No matter which combo of keys I hold down while dragging (Alt, Shift, Ctrl, two of them at the same time) I always get the same result: the pdf is always embedded in my note.
Things I have tried
I’ve looked at 8-10 similar topics. Most are archived and two of them indicate that there are multiple ways to drag and drop files but I think that may relate to dragging from outside Obsidian. I want to do this internally:
I second this request but with an option to create standard Markdown links instead. Sometimes I have to add a list of PDFs to a document. Editing each of them to remove the exclamation mark and add a link title can become tedious.
Essentially the same problem here, I think. I want to drag and drop files from the file system into an Obsidian note and have the file copied into the attachments folder (this works today) and then a link created instead of an embed (can’t find any way to do this.) I never want an embed. I always want a link. I wish that was the default, or at least an option.
I too tried all the different key combinations, such as; Shift, Ctrl, Alt, Shift+Ctrl, Shift+Alt, Ctrl+Alt. I cannot find this as a settings option to modify.
My current work around is to set a shortcut key “Shift+Ctrl+C” to copy the full Obsidian path of a file.
Then “Ctrl+Alt+V” as a shortcut key for QuickAdd plugin with a simple Macro that is just a Editor commands → Paste command into Capture Format
Actually I found out you can remove the ! at the beginning of the pdf embed and that turns it into a link. Then just put a name in the square brackets and voila
I would like an option in the settings to have all drag-drop operations (within obsidian but also from external file system explorer) to make a link like [filename.pdf](filename.pdf) with relative Links when inside the vault and absolute links when files outside the vault.
The drag-drop could also “always ask” on drop, showing a small menu at the drop location where I can select “embed” or “link” for the kind of link.
Going beyond the popup-menu at the location, it could also be a small popup window with additional options at the mouse location: “copy file to vault attachment folder/link to file where it currently” and “absolute / relative links”. But this may be overengineered and featuritis though.
Reasons:
It’s much easier to add an exclamation mark “!” in front of the link than it is to remove the exclamation mark and copy the filename into the link title.
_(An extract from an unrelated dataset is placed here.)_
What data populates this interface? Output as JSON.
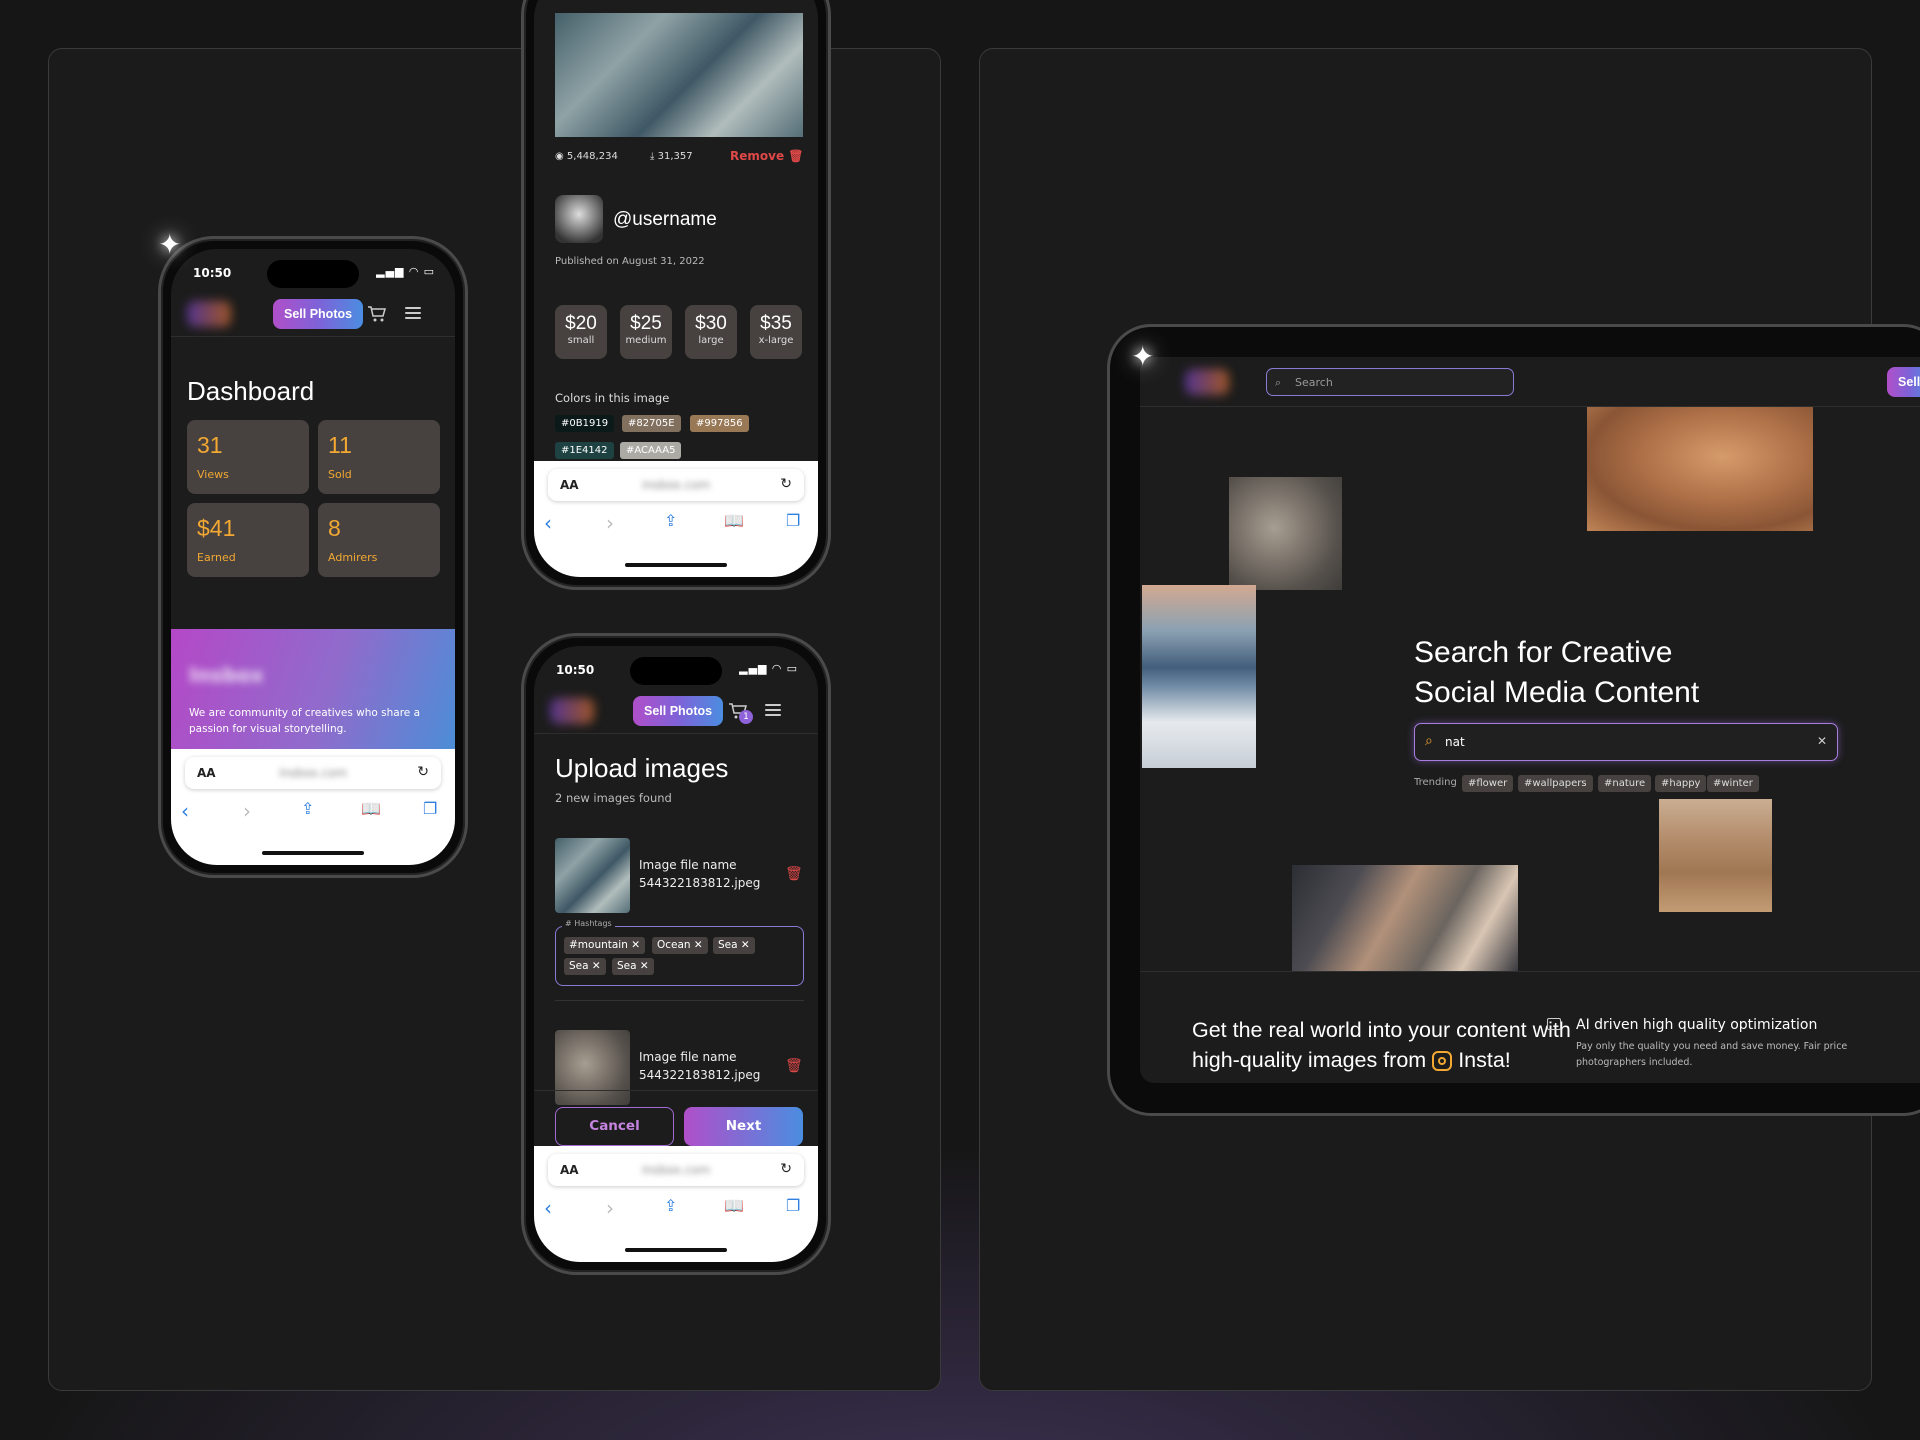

Also the embed viewer always loads on drag-drop and it is slow & sluggy when linking to >10MB PDFs or large fotos.
Auto-embed isn’t always needed or wanted and creates extra busy work if utilizing a lot of attachments
I work in a field that requires a lot of referencing PDFs, which I mostly manage inside of Obsidian. It’s extraordinarily useful for this purpose. However, I manage the index of files within a note/notes via nested bullet lists. Having to constantly remove the embed to turn it into a simple link is exhausting.
Proposed solution
I propose a simple radio toggle in the settings to stop auto-embedding of attachments; whether drag-and-dropped outside of Obsidian or within Obsidian, using the command palette or hotkey, or any other method of adding attachments aside from simply typing the wikilink.
Ideally, there’d be a hotkey and command palette method to turn this on and off, as needed.
If you hold alt (on Mac, I’m not sure on Windows) while dragging a file into a note, you will get a file:/// link instead of a Wiki link. This also works on multiple files at once.
That’s useful and I appreciate it, but how does Obsidian handle it if I’m utilizing links on other devices I’ve synced? I imagine it can’t use those links to point to that local file.
I attach videos to note that I don’t want to embed and merely reference, but because of the auto-embed, it causes Obsidian to falter when the videos are large.